Professor and jazz journalist Arnold Jay Smith, as part of the yearlong celebration of the 100th anniversary of the birth of Frank Sinatra, will offer “Sinatra in Hollywood,” a lecture that also features rare clips and insights on the artist on October 3, at Doc Rando Recital Hall, hosted by the Arnold Shaw Popular Music Research Center at the UNLV College of Fine Arts.

Brooklyn-born Smith has an MBA in Finance in addition to his more-than-abiding penchant for all things jazz. He was a pianist and bandleader in Jr. High School (now Middle School) and High School. Smith has written for Billboard, a columnist for Cash Box, on staff at Variety, and eventually became East Coast editor at Down Beat.

Smith has contributed to the New York Times, American Airlines’ “American Way” Magazine and Newsday, among other publications.

Upon returning from a secretly planned trip to Cuba in 1977 with Dizzy Gillespie, Stan Getz, Earl “Fatha” Hines and David Amram and with President Jimmy Carter’s blessings, he wrote for five publications about his adventure. It was his tapes of the Cuban Latin-jazz-rock group Irakere that launched the careers of Paquito d’Rivera, Arturo Sandoval and Chucho Valdes.
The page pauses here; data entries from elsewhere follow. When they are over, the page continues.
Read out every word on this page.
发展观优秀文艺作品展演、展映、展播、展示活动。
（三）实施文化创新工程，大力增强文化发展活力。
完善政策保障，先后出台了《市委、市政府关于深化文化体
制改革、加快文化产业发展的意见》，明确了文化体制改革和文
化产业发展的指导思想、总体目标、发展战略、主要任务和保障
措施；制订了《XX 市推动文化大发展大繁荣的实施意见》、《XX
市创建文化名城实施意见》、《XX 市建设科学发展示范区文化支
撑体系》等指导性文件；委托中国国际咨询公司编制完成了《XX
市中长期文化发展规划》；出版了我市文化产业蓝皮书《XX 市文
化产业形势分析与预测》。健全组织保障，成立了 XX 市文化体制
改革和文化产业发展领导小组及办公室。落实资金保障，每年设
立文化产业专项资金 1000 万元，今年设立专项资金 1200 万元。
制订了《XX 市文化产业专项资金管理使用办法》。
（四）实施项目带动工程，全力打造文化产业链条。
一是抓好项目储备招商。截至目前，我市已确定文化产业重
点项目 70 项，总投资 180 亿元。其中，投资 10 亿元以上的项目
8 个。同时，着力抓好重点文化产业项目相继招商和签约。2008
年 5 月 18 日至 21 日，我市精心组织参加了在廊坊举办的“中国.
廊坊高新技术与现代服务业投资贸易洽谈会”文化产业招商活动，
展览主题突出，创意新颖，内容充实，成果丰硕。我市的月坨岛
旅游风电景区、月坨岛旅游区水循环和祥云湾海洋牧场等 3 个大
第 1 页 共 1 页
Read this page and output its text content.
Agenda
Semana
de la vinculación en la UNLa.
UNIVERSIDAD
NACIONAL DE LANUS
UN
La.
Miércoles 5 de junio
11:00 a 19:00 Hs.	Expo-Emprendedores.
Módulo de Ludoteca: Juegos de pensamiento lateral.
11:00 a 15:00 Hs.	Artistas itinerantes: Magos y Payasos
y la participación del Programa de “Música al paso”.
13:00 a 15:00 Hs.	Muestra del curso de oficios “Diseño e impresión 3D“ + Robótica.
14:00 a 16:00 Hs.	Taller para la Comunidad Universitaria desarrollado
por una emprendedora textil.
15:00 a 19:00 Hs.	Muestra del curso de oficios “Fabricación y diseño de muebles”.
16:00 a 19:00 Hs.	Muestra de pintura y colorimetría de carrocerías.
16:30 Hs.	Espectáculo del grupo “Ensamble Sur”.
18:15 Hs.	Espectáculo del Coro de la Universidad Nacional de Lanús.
Smith has lectured at Michigan State University, Long Island University, Hofstra University and Borough of Manhattan Community College. He taught at New York University. His course, “Jazz Insights” ran for 26 years at the New School in NYC. He is currently an adjunct professor of Jazz History at New Jersey City University.

Smith’s vast archives are to be housed at the University of Nevada/Las Vegas (UNLV) where he lectures twice annually.